What are the values and types of the critical points, if any, of #f(x)=x / (x^2 + 4)#?

2 Answers
Apr 14, 2016

#x=+-2#-Stationary

Explanation:

Let #f=x and g=x^2+4#

#f'=1 and g'=2x#

#f'(x)=(gf'-fg')/g^2#

#f'(x)=(x^2+4-2x^2)/(x^2+4)^2 =0#

#(4-x^2)/(x^2+4)^2 =0#

Denominator goes to zero when we multiply to the other side to solve for x.

#4-x^2=0#

#4=x^2#

#x=+-2#

Since the denominator will never equal to zero we only have one type of critical points and that is stationary

Apr 14, 2016

The critical points are #-2# and #2#. Furthermore, #-2# is the location of a local minimum and #2# is the location of a local maximum.

Explanation:

There are several different uses of "critical point" and "types of critical point".

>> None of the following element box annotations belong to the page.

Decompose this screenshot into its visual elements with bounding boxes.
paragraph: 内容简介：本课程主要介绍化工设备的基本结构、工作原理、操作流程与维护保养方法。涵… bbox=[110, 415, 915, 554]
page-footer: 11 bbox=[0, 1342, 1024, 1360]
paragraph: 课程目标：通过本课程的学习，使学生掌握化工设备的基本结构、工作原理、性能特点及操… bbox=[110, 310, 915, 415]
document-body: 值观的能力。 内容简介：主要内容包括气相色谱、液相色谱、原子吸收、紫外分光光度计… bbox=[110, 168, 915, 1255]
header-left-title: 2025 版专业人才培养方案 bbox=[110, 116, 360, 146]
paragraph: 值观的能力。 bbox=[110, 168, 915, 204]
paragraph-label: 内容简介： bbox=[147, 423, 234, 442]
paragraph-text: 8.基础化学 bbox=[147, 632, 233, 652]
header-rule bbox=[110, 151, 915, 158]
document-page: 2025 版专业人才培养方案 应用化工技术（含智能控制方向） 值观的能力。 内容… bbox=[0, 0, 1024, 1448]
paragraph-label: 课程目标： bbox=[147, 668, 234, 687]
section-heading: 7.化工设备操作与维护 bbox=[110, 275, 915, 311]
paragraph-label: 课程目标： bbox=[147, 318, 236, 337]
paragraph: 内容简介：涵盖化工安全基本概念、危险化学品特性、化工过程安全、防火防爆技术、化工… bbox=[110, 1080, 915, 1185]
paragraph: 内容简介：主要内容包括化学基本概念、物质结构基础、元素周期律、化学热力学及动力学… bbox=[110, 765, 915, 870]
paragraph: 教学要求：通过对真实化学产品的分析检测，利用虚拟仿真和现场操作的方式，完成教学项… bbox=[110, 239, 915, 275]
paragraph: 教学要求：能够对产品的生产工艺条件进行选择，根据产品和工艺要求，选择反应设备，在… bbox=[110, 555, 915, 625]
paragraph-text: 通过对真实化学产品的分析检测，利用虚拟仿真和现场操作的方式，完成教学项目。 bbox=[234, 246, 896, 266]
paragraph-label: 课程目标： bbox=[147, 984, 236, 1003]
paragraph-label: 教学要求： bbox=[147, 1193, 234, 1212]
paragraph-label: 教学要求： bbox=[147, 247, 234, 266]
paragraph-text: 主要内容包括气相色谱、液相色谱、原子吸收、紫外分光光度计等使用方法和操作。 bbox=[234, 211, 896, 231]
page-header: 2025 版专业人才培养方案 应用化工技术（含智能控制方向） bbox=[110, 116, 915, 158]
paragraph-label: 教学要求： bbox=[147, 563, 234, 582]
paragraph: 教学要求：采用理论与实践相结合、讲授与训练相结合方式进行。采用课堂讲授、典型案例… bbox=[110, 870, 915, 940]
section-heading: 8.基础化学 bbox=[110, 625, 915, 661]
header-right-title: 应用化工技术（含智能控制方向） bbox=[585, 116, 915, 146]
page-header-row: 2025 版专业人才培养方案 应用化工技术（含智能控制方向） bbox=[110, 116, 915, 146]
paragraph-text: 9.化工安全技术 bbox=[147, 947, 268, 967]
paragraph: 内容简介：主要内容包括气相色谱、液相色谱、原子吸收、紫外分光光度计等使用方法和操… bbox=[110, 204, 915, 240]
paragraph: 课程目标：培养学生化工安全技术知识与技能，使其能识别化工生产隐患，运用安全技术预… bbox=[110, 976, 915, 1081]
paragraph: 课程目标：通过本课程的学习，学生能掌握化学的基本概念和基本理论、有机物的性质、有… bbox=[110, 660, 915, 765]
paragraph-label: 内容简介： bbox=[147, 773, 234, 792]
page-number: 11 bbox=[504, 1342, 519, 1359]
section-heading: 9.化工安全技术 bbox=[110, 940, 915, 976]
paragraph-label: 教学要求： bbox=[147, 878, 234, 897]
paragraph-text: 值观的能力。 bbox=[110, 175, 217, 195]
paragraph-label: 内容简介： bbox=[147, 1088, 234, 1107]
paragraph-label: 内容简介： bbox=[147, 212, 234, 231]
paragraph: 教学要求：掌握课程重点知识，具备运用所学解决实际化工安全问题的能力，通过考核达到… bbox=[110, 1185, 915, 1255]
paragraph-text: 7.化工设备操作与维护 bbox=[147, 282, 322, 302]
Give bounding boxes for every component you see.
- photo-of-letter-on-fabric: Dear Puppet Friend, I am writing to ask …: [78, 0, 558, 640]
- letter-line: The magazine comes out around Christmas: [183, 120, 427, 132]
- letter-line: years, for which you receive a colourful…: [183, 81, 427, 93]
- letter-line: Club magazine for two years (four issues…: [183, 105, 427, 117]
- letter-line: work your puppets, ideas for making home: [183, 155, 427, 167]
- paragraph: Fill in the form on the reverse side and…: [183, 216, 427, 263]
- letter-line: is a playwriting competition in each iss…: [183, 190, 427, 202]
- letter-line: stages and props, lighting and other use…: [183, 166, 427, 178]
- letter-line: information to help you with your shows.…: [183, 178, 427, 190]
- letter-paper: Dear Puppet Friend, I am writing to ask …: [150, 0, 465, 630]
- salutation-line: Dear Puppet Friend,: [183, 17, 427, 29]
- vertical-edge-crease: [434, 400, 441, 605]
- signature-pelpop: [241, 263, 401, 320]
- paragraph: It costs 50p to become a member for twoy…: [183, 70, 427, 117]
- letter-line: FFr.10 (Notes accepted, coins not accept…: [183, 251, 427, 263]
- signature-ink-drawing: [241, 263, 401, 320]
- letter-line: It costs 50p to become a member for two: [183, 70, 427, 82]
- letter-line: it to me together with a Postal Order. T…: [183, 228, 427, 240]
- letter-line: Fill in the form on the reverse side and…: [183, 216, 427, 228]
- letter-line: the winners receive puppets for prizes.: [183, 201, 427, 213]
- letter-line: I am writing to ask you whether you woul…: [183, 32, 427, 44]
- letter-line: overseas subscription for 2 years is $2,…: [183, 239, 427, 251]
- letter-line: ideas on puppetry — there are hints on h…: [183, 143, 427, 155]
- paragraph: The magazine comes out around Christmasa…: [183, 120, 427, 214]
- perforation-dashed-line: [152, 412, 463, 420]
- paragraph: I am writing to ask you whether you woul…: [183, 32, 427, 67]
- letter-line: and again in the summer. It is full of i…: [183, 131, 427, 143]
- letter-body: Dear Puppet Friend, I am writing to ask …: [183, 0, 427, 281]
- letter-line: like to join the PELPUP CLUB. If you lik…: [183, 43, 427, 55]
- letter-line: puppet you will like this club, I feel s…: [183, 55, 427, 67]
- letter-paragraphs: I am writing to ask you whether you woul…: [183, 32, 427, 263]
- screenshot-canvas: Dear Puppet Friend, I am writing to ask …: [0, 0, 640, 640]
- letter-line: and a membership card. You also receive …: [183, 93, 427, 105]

Meaning of "critical point"
In the terminology I was taught (and that I teach), a critical point of a function #f#, is a point (call it #c#) in the domain of the function with either #f'(c)=0# or f'(c) does not exist.

With that definition, we proceed:

#f(x) = x/(x^2+4)# has domain #(-oo,oo)#

#f'(x) = ((1)(x^2+4)-(x)(2x))/(x^2+4)^2 = (4-x^2)/(x^2+4)^2 #

#f'# is never undefined and #f'(x) = 0# at #x=+- 2# (both of which are in the domain of #f#.

"types" of critical points

Again, using the terminology I am familiar with, a critical point may be the location of a local minimum, a local maximum or neither. (In addition to "local" I also use "relative" -- they mean the same thing.)

Applying the first derivative text we find that there is a local minimum at #-2# (If you prefer, we can say "at #x=-2#")
That minimum is #f(-2) = -1/4#

Applying the first derivative text we find that there is a local maximum at #2#.
That minimum is #f(2) = 1/4#.

Other uses of the words

I have seen some who define a critical point as a point on the graph of a function where the derivative is #0# or fails to exist.

The would say that the critical points are #(-2, -1/4)# and #(2, 1/4)#,

Some would also say that #(-2, -1/4)# is a minimum point and #(2, 1/4)# is a maximum point.